VIII.
From a cavern wide In the rent cloud's side, In sulphurous showers The red flame pours. The palaces fall In the lurid light, Which casts a red pall O'er their facades white!
Oh, Sodom! Gomorrah! What a dome of horror Rests now on your walls! On you the cloud falls, Nation perverse! On your fated heads, From its fell jaws, a curse Its lightning fierce spreads!
The people awaken Which godlessly slept; Their palaces shaken, Their offences unwept! Their rolling cars all Meet and crash in the street; And the crowds, for a pall, Find flames round their feet!
Numberless dead, Round these high towers spread, Still sleep in the shade By their rugged heights made; Colossi of rocks In ill-steadied blocks! So hang on a wall Black ants, like a pall!
To escape is in vain From this horrible rain! Alas! all things die; In the lightning's red flash The bridges all crash; 'Neath the tiles the flame creeps; From the fire-struck steeps Falls on the pavements below, All lurid in glow, Rolling down from on high!
Beneath every spark, The red, tyrannous fire Mounts up in the dark Ever redder and higher; More swiftly than steed Uncontrolled, see it pass! Horrid idols all twist, By the crumbling flame kissed In their infamous dread, Shrivelled members of brass!
It grows angry, flows on, Silver towers fall down Unforeseen, like a dream In its green and red stream, Which lights up the walls Ere one crashes and falls, Like the changeable scale Of a lizard's bright mail. Agate, porphyry, cracks And is melted to wax! Bend low to their doom These stones of the tomb! E'en the great marble giant Called Nabo, sways pliant Like a tree; whilst the flare Seemed each column to scorch As it blazed like a torch Round and round in the air.

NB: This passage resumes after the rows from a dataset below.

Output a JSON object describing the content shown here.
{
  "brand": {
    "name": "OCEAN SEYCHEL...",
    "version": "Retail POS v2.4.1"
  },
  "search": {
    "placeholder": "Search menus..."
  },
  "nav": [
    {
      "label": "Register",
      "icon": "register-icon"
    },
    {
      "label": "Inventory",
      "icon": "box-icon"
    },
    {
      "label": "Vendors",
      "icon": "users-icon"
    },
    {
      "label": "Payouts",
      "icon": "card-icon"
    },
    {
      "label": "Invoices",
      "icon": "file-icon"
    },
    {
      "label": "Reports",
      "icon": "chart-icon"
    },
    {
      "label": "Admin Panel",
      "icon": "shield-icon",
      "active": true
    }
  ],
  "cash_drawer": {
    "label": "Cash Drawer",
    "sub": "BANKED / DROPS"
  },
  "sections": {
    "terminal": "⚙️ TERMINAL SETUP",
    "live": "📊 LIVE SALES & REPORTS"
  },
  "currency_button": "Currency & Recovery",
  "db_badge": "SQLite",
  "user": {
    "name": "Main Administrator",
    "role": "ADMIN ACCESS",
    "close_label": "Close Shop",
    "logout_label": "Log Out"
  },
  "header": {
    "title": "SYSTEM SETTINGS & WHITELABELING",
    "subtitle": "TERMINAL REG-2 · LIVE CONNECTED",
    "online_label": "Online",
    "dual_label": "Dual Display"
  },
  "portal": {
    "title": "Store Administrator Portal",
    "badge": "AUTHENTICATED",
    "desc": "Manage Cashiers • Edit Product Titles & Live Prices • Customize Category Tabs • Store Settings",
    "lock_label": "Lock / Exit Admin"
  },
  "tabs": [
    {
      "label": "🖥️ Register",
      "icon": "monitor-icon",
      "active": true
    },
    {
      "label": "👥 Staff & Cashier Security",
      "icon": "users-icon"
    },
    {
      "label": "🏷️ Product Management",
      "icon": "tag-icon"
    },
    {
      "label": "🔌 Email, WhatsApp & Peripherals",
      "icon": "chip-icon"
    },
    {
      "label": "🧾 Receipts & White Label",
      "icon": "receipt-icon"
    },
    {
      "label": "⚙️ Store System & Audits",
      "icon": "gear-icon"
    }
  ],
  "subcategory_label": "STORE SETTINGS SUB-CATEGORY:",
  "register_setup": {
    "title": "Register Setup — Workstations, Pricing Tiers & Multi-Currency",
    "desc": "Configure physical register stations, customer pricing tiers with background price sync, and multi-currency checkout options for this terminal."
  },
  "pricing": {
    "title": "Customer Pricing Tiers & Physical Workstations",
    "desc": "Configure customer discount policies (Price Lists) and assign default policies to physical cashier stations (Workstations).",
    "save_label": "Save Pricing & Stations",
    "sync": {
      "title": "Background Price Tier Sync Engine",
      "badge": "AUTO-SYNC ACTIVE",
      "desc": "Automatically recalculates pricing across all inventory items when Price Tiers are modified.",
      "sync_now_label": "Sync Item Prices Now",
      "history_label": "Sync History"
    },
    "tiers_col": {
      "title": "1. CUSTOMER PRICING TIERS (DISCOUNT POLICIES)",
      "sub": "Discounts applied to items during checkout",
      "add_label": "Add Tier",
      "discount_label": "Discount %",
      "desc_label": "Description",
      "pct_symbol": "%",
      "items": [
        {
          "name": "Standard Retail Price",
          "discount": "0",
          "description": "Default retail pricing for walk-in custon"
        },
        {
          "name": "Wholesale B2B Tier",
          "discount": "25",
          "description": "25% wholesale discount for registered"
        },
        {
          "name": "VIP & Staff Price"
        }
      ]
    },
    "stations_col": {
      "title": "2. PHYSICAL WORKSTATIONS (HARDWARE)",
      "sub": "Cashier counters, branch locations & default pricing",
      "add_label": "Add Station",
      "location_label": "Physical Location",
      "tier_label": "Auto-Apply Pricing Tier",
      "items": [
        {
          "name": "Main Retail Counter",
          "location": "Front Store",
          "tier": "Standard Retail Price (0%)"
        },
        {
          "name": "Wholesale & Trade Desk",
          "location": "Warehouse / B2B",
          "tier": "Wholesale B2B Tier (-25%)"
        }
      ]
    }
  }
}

The magi, in vain, From the heights to the plain Their gods' images carry In white tunic: they quake-- No idol can make The blue sulphur tarry; The temple e'en where they meet, Swept under their feet In the folds of its sheet! Turns a palace to coal! Whence the straitened cries roll From its terrified flock; With incendiary grips It loosens a block, Which smokes and then slips From its place by the shock; To the surface first sheers, Then melts, disappears, Like the glacier, the rock! The high priest, full of years, On the burnt site appears, Whence the others have fled. Lo! his tiara's caught fire As the furnace burns higher, And pale, full of dread, See, the hand he would raise To tear his crown from the blaze Is flaming instead!
Men, women, in crowds Hurry on--the fire shrouds And blinds all their eyes As, besieging each gate Of these cities of fate To the conscience-struck crowd, In each fiery cloud, Hell appears in the skies!